In a survey of colleges and universities that actively market degree programs online, 82 percent of career colleges claimed they devote more than 50 percent of their budget to online marketing. Only 40 percent of traditional schools claimed expenditures of 50 percent or above.
But those numbers have nothing to do with planned spending for next year. When asked about anticipated spending, 80 percent of traditional schools indicated they would be increasing their online marketing budget for the coming fiscal year while 82 percent of career colleges said they plan for their budgets to decrease or remain the same.
The study, titled “Attracting the Next Generation of Online Learners,” has also shed some light on student enrollment processes for career colleges and traditional schools. Career colleges still seem to reach potential students faster: ninety-one 91 percent said they follow up with prospective students at least once per month after initial contact compared to just 50 percent of traditional schools.

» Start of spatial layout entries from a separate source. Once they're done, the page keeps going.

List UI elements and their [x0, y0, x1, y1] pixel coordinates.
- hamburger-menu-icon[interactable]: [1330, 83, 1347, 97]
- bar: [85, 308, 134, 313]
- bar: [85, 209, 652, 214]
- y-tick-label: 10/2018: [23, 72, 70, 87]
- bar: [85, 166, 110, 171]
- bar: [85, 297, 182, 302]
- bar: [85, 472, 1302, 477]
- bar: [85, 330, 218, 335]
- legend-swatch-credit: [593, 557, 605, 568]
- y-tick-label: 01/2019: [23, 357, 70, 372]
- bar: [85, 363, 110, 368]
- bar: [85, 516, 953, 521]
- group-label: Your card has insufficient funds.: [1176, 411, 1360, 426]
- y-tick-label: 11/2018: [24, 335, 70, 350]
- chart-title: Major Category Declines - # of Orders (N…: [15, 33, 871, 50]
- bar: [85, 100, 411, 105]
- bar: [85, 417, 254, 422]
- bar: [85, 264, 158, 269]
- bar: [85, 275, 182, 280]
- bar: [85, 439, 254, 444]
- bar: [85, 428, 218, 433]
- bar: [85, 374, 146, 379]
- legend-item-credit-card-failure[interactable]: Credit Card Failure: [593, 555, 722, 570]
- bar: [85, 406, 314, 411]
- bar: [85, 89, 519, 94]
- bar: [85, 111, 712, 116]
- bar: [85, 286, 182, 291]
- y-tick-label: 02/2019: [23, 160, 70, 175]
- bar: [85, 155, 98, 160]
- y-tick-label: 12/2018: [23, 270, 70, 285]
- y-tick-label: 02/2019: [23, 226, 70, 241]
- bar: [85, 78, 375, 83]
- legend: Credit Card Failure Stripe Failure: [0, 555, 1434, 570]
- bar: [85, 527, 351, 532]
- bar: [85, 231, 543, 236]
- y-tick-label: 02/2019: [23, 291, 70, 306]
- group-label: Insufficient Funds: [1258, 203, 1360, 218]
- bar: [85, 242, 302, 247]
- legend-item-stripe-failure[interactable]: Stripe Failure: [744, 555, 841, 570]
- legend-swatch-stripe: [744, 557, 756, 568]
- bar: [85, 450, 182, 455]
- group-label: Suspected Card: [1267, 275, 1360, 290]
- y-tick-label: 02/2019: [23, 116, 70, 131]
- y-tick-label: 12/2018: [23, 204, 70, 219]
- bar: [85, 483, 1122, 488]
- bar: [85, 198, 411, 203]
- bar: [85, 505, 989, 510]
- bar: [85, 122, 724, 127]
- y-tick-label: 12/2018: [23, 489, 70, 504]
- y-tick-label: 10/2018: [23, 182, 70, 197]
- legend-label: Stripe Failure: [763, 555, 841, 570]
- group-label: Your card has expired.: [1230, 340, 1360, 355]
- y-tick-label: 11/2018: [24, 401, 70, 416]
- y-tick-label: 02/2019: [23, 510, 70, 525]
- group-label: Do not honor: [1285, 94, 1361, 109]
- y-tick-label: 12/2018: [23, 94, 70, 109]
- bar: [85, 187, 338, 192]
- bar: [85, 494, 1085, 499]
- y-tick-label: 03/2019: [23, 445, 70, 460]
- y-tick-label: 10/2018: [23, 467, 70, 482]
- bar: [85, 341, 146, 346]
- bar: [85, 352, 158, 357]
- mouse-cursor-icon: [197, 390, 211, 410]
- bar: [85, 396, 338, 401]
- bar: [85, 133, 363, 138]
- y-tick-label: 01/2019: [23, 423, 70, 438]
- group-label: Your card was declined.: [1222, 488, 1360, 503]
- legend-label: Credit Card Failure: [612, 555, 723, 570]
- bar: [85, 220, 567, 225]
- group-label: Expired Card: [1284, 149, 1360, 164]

However, the outcome in this area tends to lean in favor of traditional schools, at least with respect to timing, where 70 percent of traditional school respondents say the average time it takes from initial contact to paid enrollment is three months or less. In that same time frame, the average for career schools to close the deal is only 55 percent.
“Obviously, the for-profits have been realizing success using online marketing channels for a longer period of time, and their budgets reflect it,” said Andrew Gansler, CEO of eLearners.com. “But without question, the not-for-profits are taking the field and want to play.”
“The question now is whether the not-for-profits can leverage their brand names enough to offset the tremendous marketing prowess that the for-profits have achieved.”
Overall, the participating institutions indicated that the biggest challenges facing them in online recruiting are generating qualified leads, name recognition, contact rates (ability to reach the leads) and conversion rates of leads to enrollments. A unique struggle among traditional schools was dealing with internal bureaucracy challenges while career colleges mentioned the challenge of ever-increasing competition and costs.
eLearners.com interviewed 25 percent of its higher education associates for the survey. The sample was evenly distributed, with 52 percent of respondents representing career colleges and 48 percent representing traditional schools. The candidates were interviewed on a host of subjects, including contact response, conversion, retention, vendor relationships, budgets and program selection.